The Zom-bee

A few weeks ago, I asked Kit if he would like to go to King’s Park.

“No way!” he answered adamantly.

“Kit!” I chided, “Don’t be rude.”

“No way, thank you,” he amended.

“Why don’t you want to go?” I probed.

“Bees,” he said.

A few years ago, Kit, my friend Emily and I went for a walk in King’s Park. As far as Kit is concerned, his abusive mother took him there for the Sole Purpose of getting stung by a bee, and Emily was an accessory to a Bee Stinging. We all wanted to go for a walk and to see the wild flowers. So off we went, Kit travelling in the meerkat pouch in my backpack.

There are some really amazing species in WA. According to MS Word, we saw a lot of boobs, which are actually boabs, or baobabs. They are those trees that look like I do by the end of the Christmas season (somewhat overstuffed). We also saw a lot of kangaroo paws, flowers which I had never seen before. For Kit’s benefit, I pretended they were called meerkat paws. He was chuffed, even if he didn’t quite believe me.

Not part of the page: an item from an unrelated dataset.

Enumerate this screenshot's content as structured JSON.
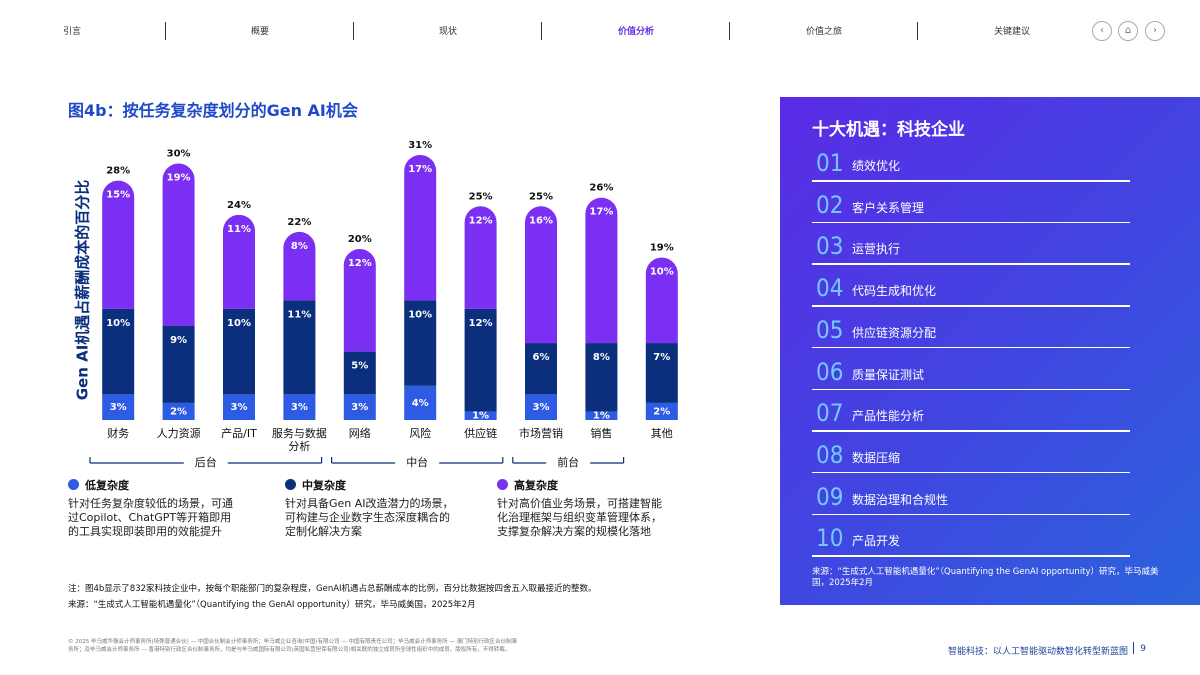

It was a very hot day and we ended up walking much further than we meant to along a special magic path; it went uphill all the way there and uphill all the way back! When Kit asked to stop and play in the flowers, I gladly put him down at the edge of a flower bed and he went nuts climbing plants and digging little holes. Little did I know, he was also playing with bees, who apparently didn’t want to be buried alive.

The bee that stung Kit was having so much fun that it decided disembowelling itself would be preferable. Like a zom-bee, it dug itself out of its grave, and plunged its stinger into the paw of its captor. Kit screeched like a banshee and insisted that he had been bitten by a snake, despite the fact that there were no snakes to be seen. We realised what had happened, scraped out the stinger, and rushed him back to the car.

By the time we got there my shoes contained more sand than feet, and it felt as though Kit had gained about five kilograms. He was very brave, and spent the trip home propped up with his paw in the cold water in my water bottle.

Later, when he was feeling better, we had a chat about bees. He already knew that they are very important for pollinating our food supply. But it seems I had neglected to mention that they can sting you.

“You mean you took me to the park in Bee Season, and you knew that bees can sting you, and you didn’t even tell me?!” he squeaked, and stomped off to sulk.

I guess that explains his snakebite claim.